Face às posições das partes, a principal questão que se coloca nos presentes autos prende-se com saber se os actos de liquidação adicional de IRC e de juros compensatórios, objecto da presente petição, são ou não válidos, considerando a interpretação que deve ser dada ao disposto nos artigos 92.º, n.º 1 do Código do IRC (CIRC) e 3.º, n.º 3 do RFAI, aprovado pela Lei n.º 10/2009, de 10 de Março.

 

Vejamos o que deve ser entendido.

 

A – DA INTERPRETAÇÃO DO ARTIGO 3.º, N.º 3 DO RFAI E DO ARTIGO 92.º DO CÓDIGO DO IRC

 

Resulta do artigo 11.º da Lei Geral Tributária (LGT) que a interpretação da lei fiscal deve ser efectuada atendendo aos princípios gerais de interpretação.

 

Os principais gerais de interpretação estão estabelecidos no artigo 9.º do Código Civil (CC), nos seguintes termos:

 

 

1. A interpretação não deve cingir-se à letra da lei, mas reconstituir a partir dos textos o pensamento legislativo, tendo sobretudo em conta a unidade do sistema jurídico, as circunstâncias em que a lei foi elaborada e as condições específicas do tempo em que é aplicada.

 
2. Não pode, porém, ser considerado pelo intérprete o pensamento legislativo que não tenha na letra da lei um mínimo de correspondência verbal, ainda que imperfeitamente expresso.


3. Na fixação do sentido e alcance da lei, o intérprete presumirá que o legislador consagrou as soluções mais acertadas e soube exprimir o seu pensamento em termos adequados.

 

Assim, tendo em conta os referidos princípios, importa atender ao disposto no artigo 3.º, n.º 3 do RFAI, aplicável à data dos factos relevantes, segundo o qual:

 

“Artigo 3.º

Incentivos fiscais

1 - Aos sujeitos passivos de IRC residentes em território português ou que aí possuam estabelecimento estável, que exerçam a título principal uma actividade de natureza comercial, industrial ou agrícola abrangida pelo n.º 1 do artigo anterior que efectuem, em 2009, investimentos considerados relevantes, são concedidos os seguintes benefícios fiscais:

  1. Dedução à colecta de IRC, e até à concorrência de 25 % da mesma, das seguintes importâncias, para investimentos realizados em regiões elegíveis para apoio no âmbito dos incentivos com finalidade regional: i) 20 % do investimento relevante, relativamente ao investimento até ao montante de (euro) 5 000 000; ii) 10 % do investimento relevante, relativamente ao investimento de valor superior a (euro) 5 000 000;

(…)

2 - A dedução a que se refere a alínea a) do número anterior é efectuada na liquidação respeitante ao período de tributação que se inicie em 2009.

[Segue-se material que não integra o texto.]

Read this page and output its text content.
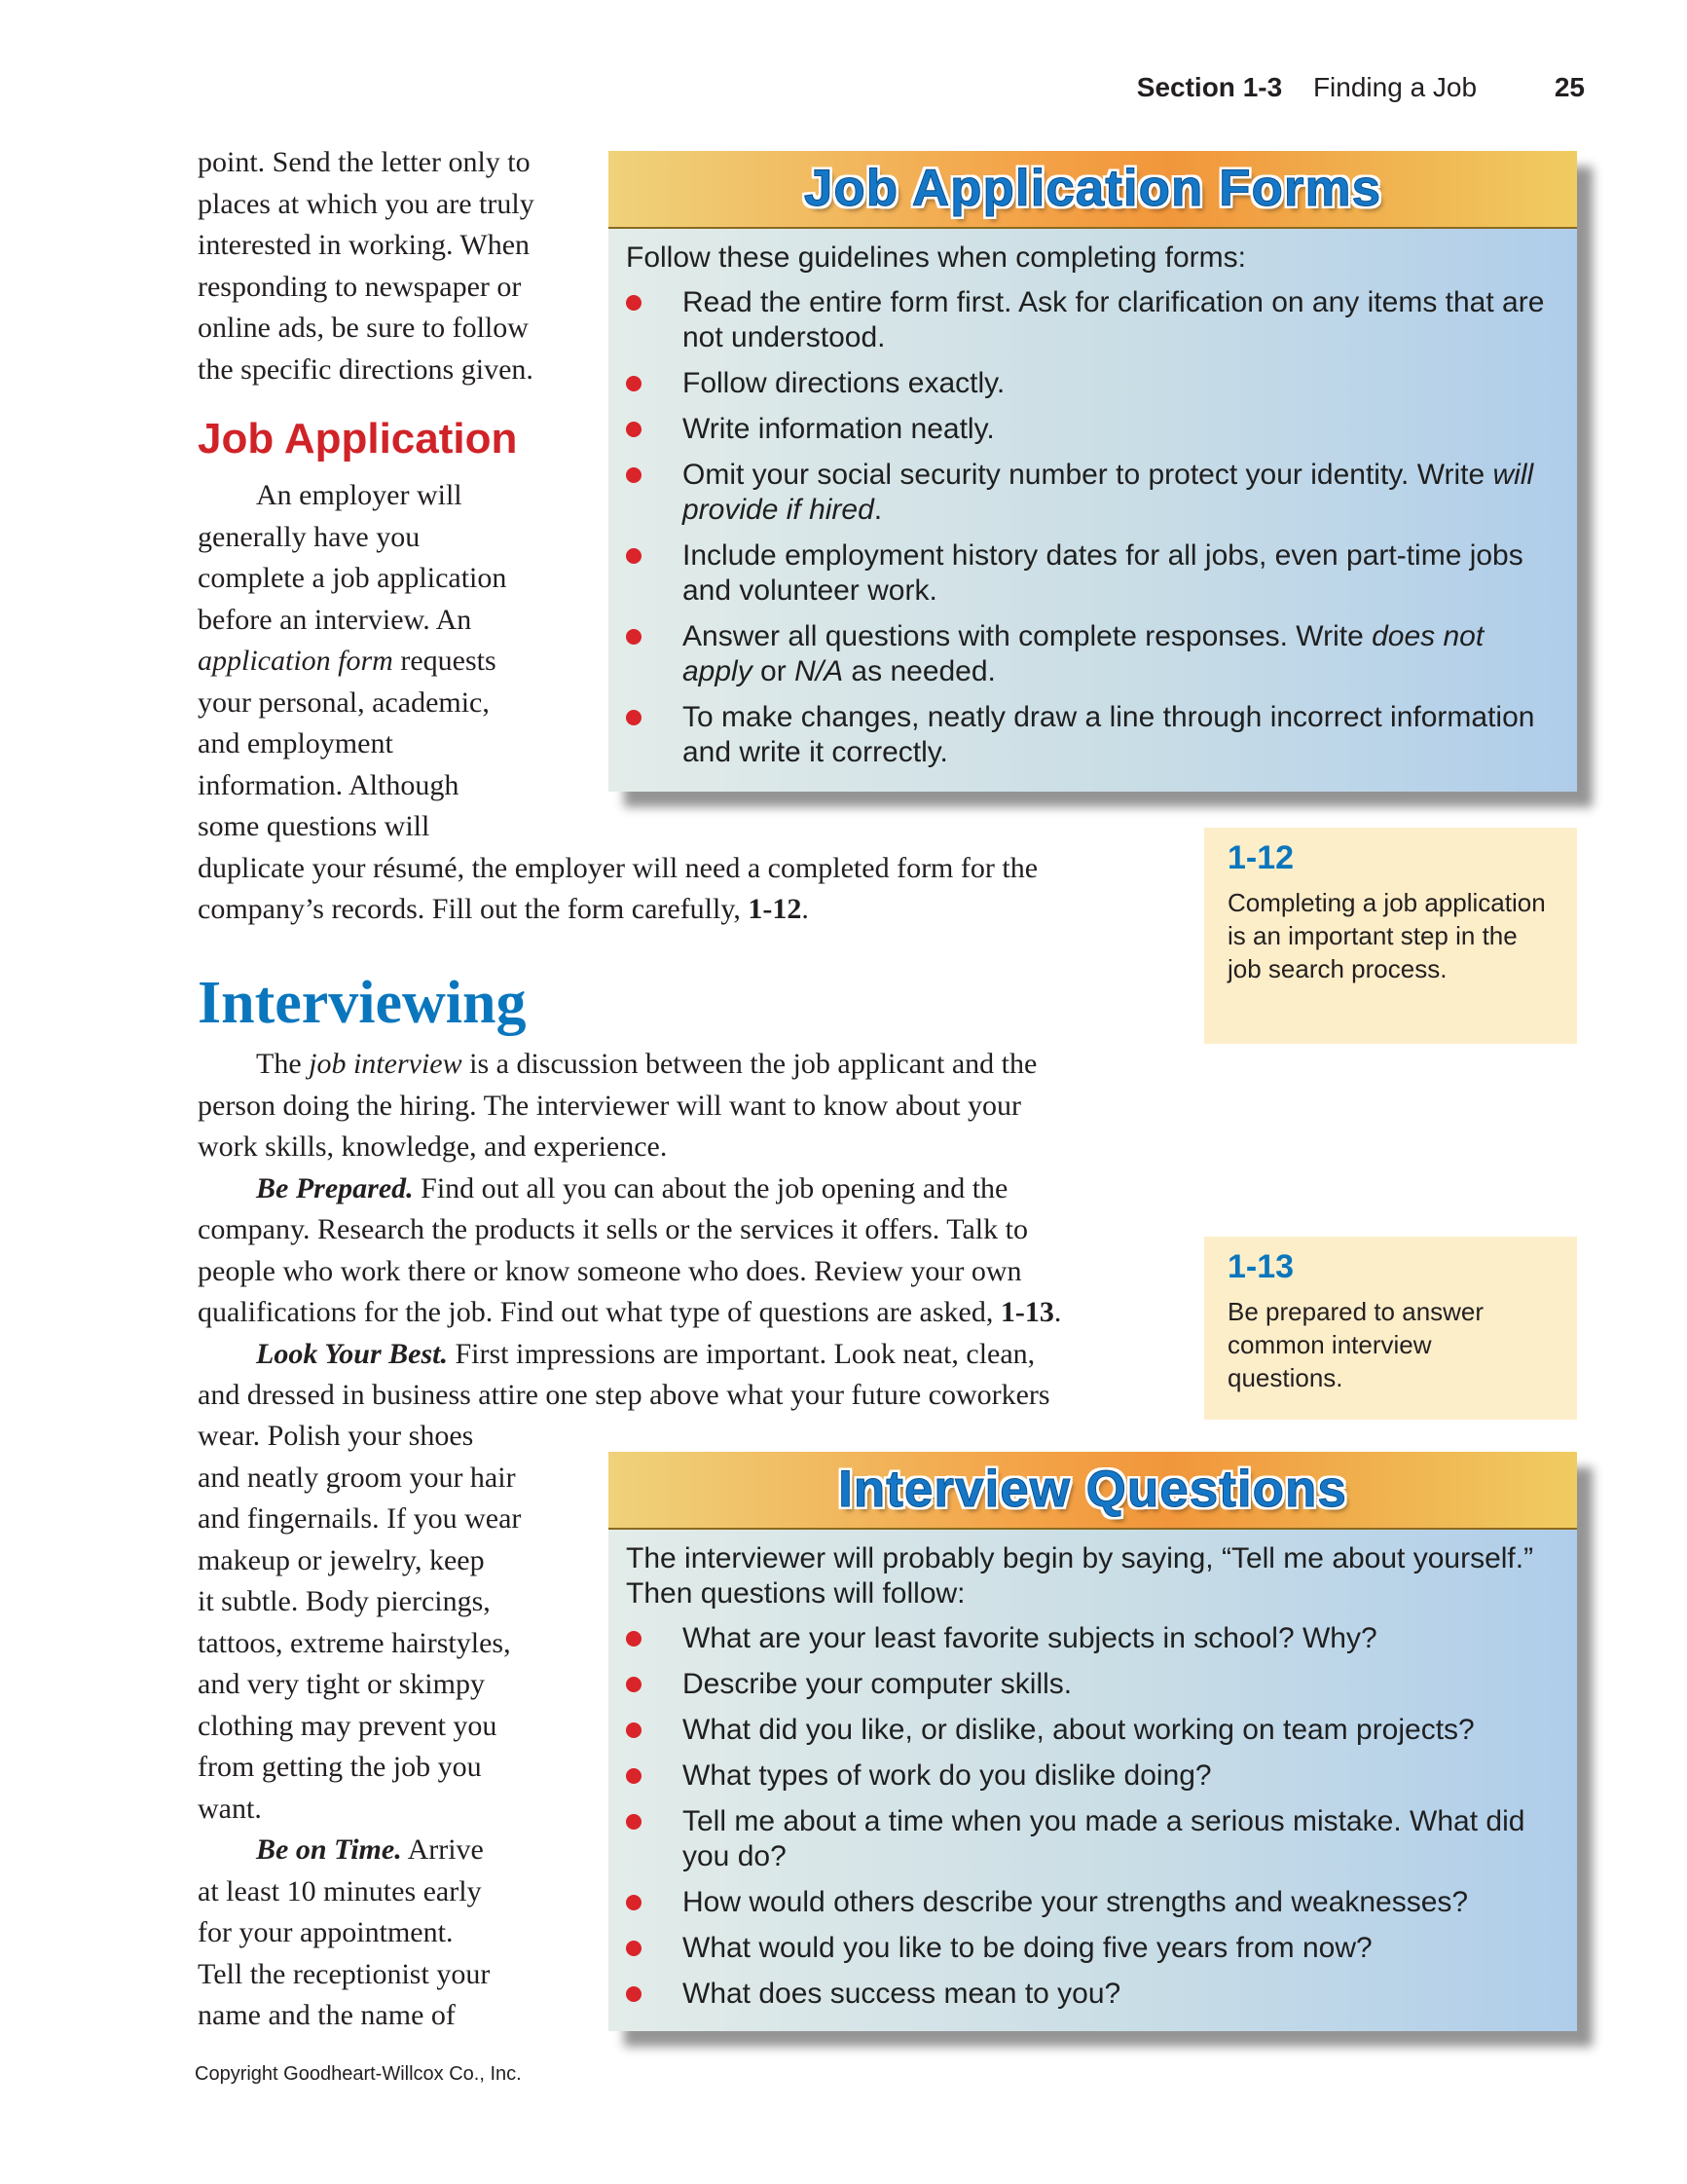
Section 1-3 Finding a Job	25

point. Send the letter only to

places at which you are truly

interested in working. When

responding to newspaper or

online ads, be sure to follow

the specific directions given.

Job Application

An employer will

generally have you

complete a job application

before an interview. An

application form requests

your personal, academic,

and employment

information. Although

some questions will

duplicate your résumé, the employer will need a completed form for the

company’s records. Fill out the form carefully, 1-12.

Job Application Forms

Follow these guidelines when completing forms:

Read the entire form first. Ask for clarification on any items that are not understood.
Follow directions exactly.
Write information neatly.
Omit your social security number to protect your identity. Write will provide if hired.
Include employment history dates for all jobs, even part-time jobs and volunteer work.
Answer all questions with complete responses. Write does not apply or N/A as needed.
To make changes, neatly draw a line through incorrect information and write it correctly.
1-12
Completing a job application is an important step in the job search process.
Interviewing

The job interview is a discussion between the job applicant and the

person doing the hiring. The interviewer will want to know about your

work skills, knowledge, and experience.

Be Prepared. Find out all you can about the job opening and the

company. Research the products it sells or the services it offers. Talk to

people who work there or know someone who does. Review your own

qualifications for the job. Find out what type of questions are asked, 1-13.

Look Your Best. First impressions are important. Look neat, clean,

and dressed in business attire one step above what your future coworkers

wear. Polish your shoes

and neatly groom your hair

and fingernails. If you wear

makeup or jewelry, keep

it subtle. Body piercings,

tattoos, extreme hairstyles,

and very tight or skimpy

clothing may prevent you

from getting the job you

want.

Be on Time. Arrive

at least 10 minutes early

for your appointment.

Tell the receptionist your

name and the name of

1-13
Be prepared to answer common interview questions.
Interview Questions

The interviewer will probably begin by saying, “Tell me about yourself.” Then questions will follow:

What are your least favorite subjects in school? Why?
Describe your computer skills.
What did you like, or dislike, about working on team projects?
What types of work do you dislike doing?
Tell me about a time when you made a serious mistake. What did you do?
How would others describe your strengths and weaknesses?
What would you like to be doing five years from now?
What does success mean to you?
Copyright Goodheart-Willcox Co., Inc.
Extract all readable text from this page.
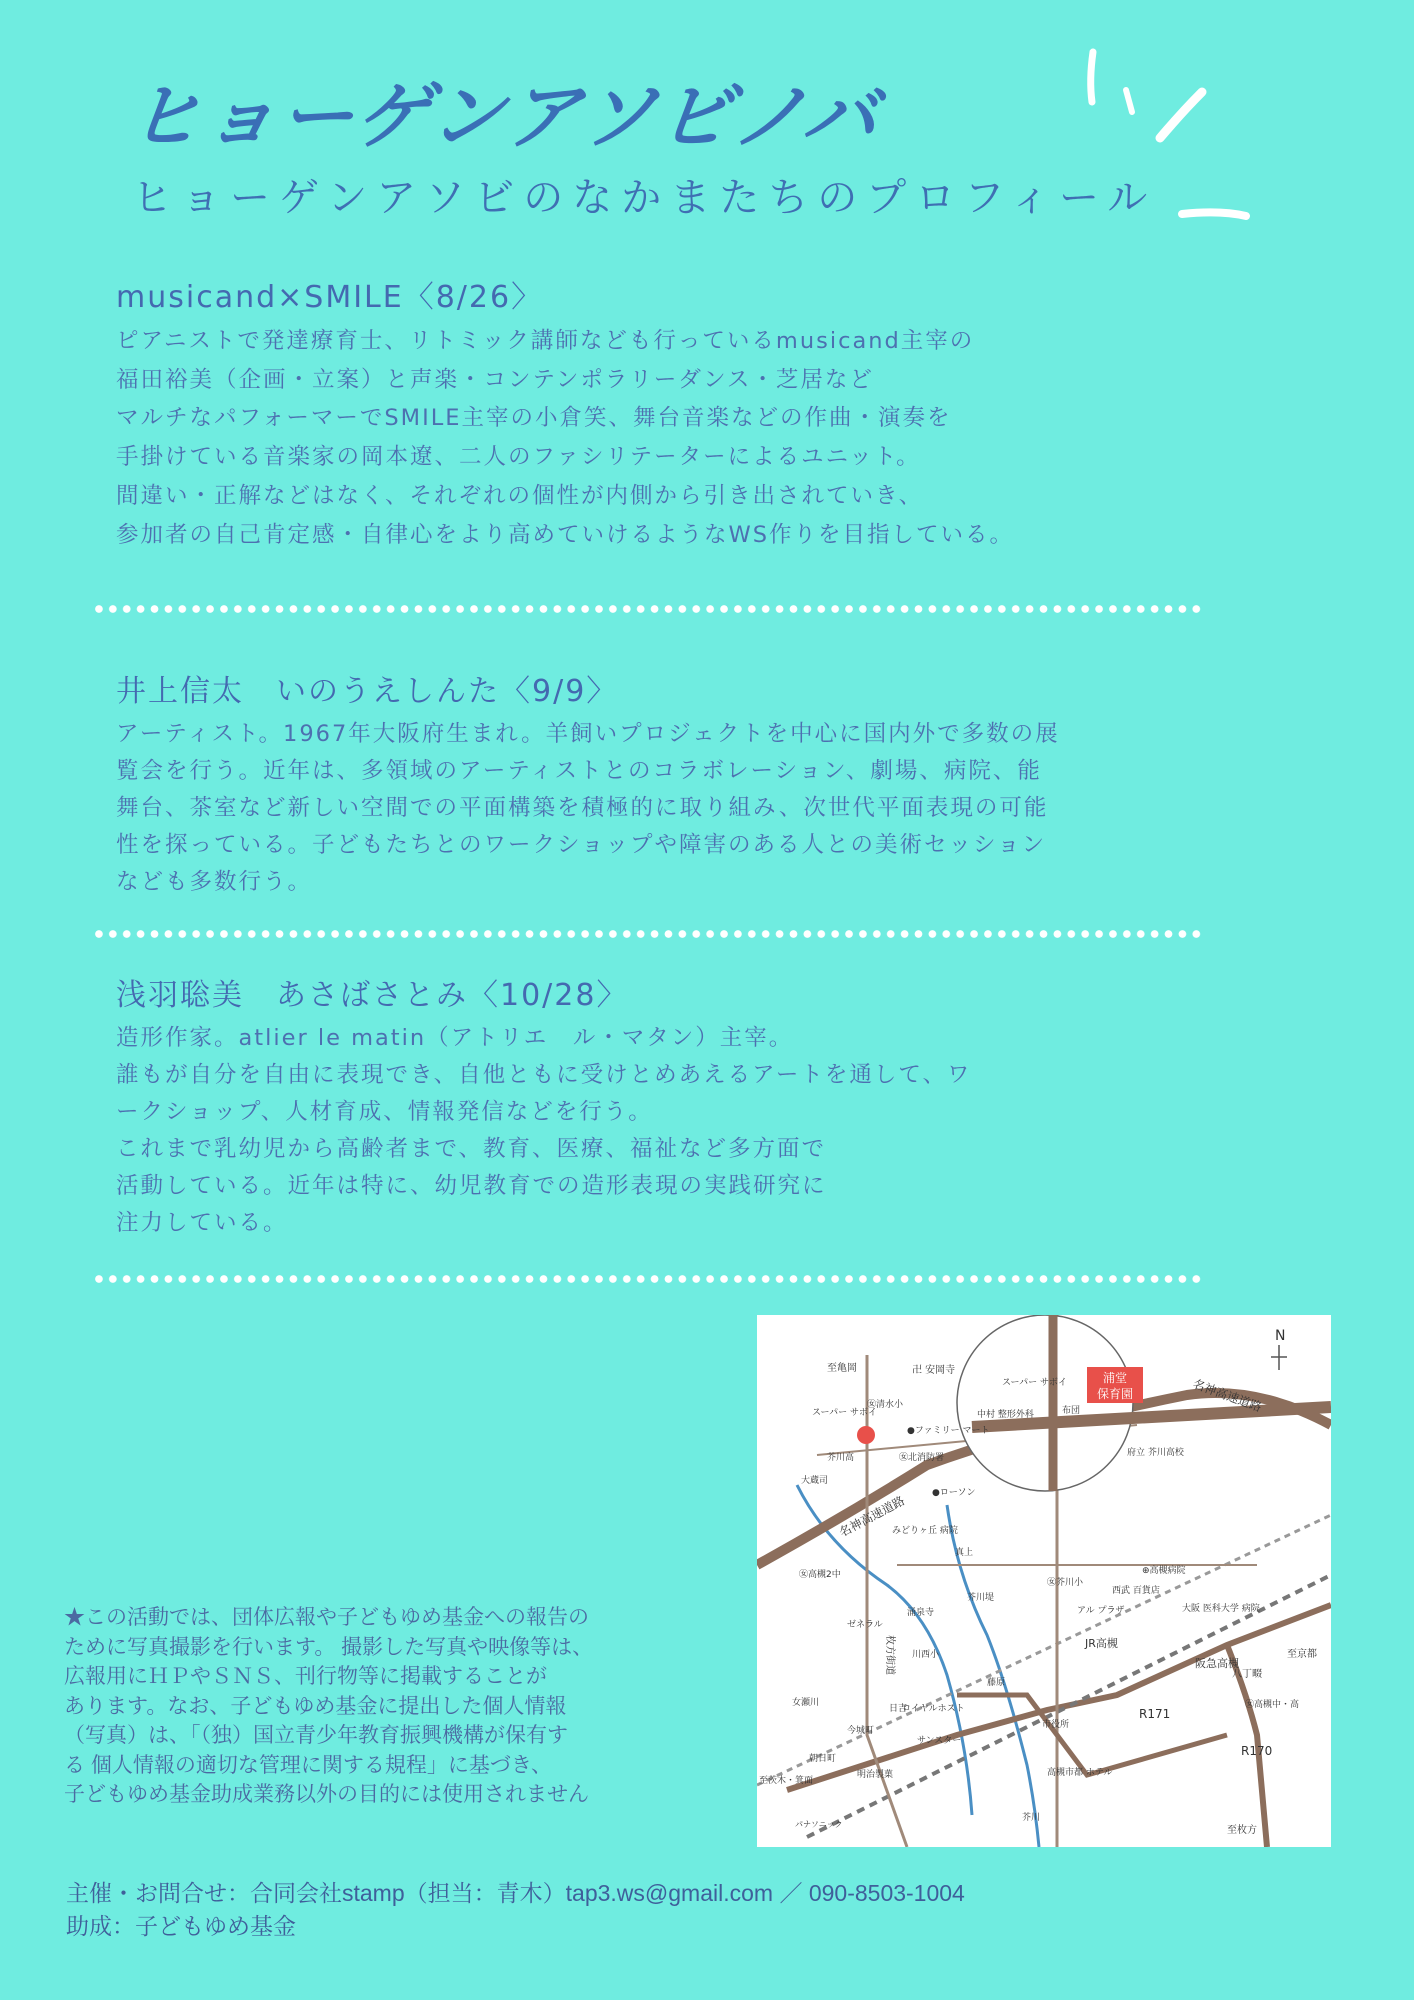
ヒョーゲンアソビノバ
ヒョーゲンアソビのなかまたちのプロフィール
musicand×SMILE〈8/26〉
ピアニストで発達療育士、リトミック講師なども行っているmusicand主宰の
福田裕美（企画・立案）と声楽・コンテンポラリーダンス・芝居など
マルチなパフォーマーでSMILE主宰の小倉笑、舞台音楽などの作曲・演奏を
手掛けている音楽家の岡本遼、二人のファシリテーターによるユニット。
間違い・正解などはなく、それぞれの個性が内側から引き出されていき、
参加者の自己肯定感・自律心をより高めていけるようなWS作りを目指している。
井上信太　いのうえしんた〈9/9〉
アーティスト。1967年大阪府生まれ。羊飼いプロジェクトを中心に国内外で多数の展
覧会を行う。近年は、多領域のアーティストとのコラボレーション、劇場、病院、能
舞台、茶室など新しい空間での平面構築を積極的に取り組み、次世代平面表現の可能
性を探っている。子どもたちとのワークショップや障害のある人との美術セッション
なども多数行う。
浅羽聡美　あさばさとみ〈10/28〉
造形作家。atlier le matin（アトリエ　ル・マタン）主宰。
誰もが自分を自由に表現でき、自他ともに受けとめあえるアートを通して、ワ
ークショップ、人材育成、情報発信などを行う。
これまで乳幼児から高齢者まで、教育、医療、福祉など多方面で
活動している。近年は特に、幼児教育での造形表現の実践研究に
注力している。
★この活動では、団体広報や子どもゆめ基金への報告の
ために写真撮影を行います。 撮影した写真や映像等は、
広報用にＨＰやＳＮＳ、刊行物等に掲載することが
あります。なお、子どもゆめ基金に提出した個人情報
（写真）は、「（独）国立青少年教育振興機構が保有す
る 個人情報の適切な管理に関する規程」に基づき、
子どもゆめ基金助成業務以外の目的には使用されません
浦堂
保育園
N
至亀岡	卍 安岡寺
スーパー サボイ
㊛清水小
●ファミリー マート
芥川高	㊛北消防署
大蔵司
●ローソン
みどりヶ丘 病院
真上
㊛高槻2中
ゼネラル
涌泉寺
川西小
芥川堤
㊛芥川小
西武 百貨店
アル プラザ
⊕高槻病院
大阪 医科大学 病院
JR高槻
阪急高槻
八丁畷
至京都
㊛高槻中・高
R171
R170
至枚方
朝日町
至茨木・箕面
今城町
明治製菓
サンスター
ロイヤルホスト
日吉
市役所
高槻市都 ホテル
名神高速道路
名神高速道路
中村 整形外科
スーパー サボイ
布団
府立 芥川高校
芥川
女瀬川
枚方街道
パナソニック
藤原
主催・お問合せ：合同会社stamp（担当：青木）tap3.ws@gmail.com ／ 090-8503-1004
助成：子どもゆめ基金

3 - Quando a dedução referida no número anterior não possa ser efectuada integralmente por insuficiência de colecta, a importância ainda não deduzida pode sê-lo, nas mesmas condições, nas liquidações dos quatro exercícios seguintes.”

 

Por sua vez, dispõe o artigo 92.º do Código do IRC o seguinte:

“Artigo 92.º
Resultado da liquidação

1 —  Para as entidades que exerçam, a título principal, uma atividade de natureza comercial, industrial ou agrícola, bem como as não residentes com estabelecimento estável em território português, o imposto liquidado nos termos do n.º 1 do artigo 90.º, líquido das deduções previstas nas alíneas a) a c) do n.º 2 do mesmo artigo, não pode ser inferior a 90 % do montante que seria apurado se o sujeito passivo não usufruísse de benefícios fiscais e do regime previsto no n.º 13 do artigo 43.º.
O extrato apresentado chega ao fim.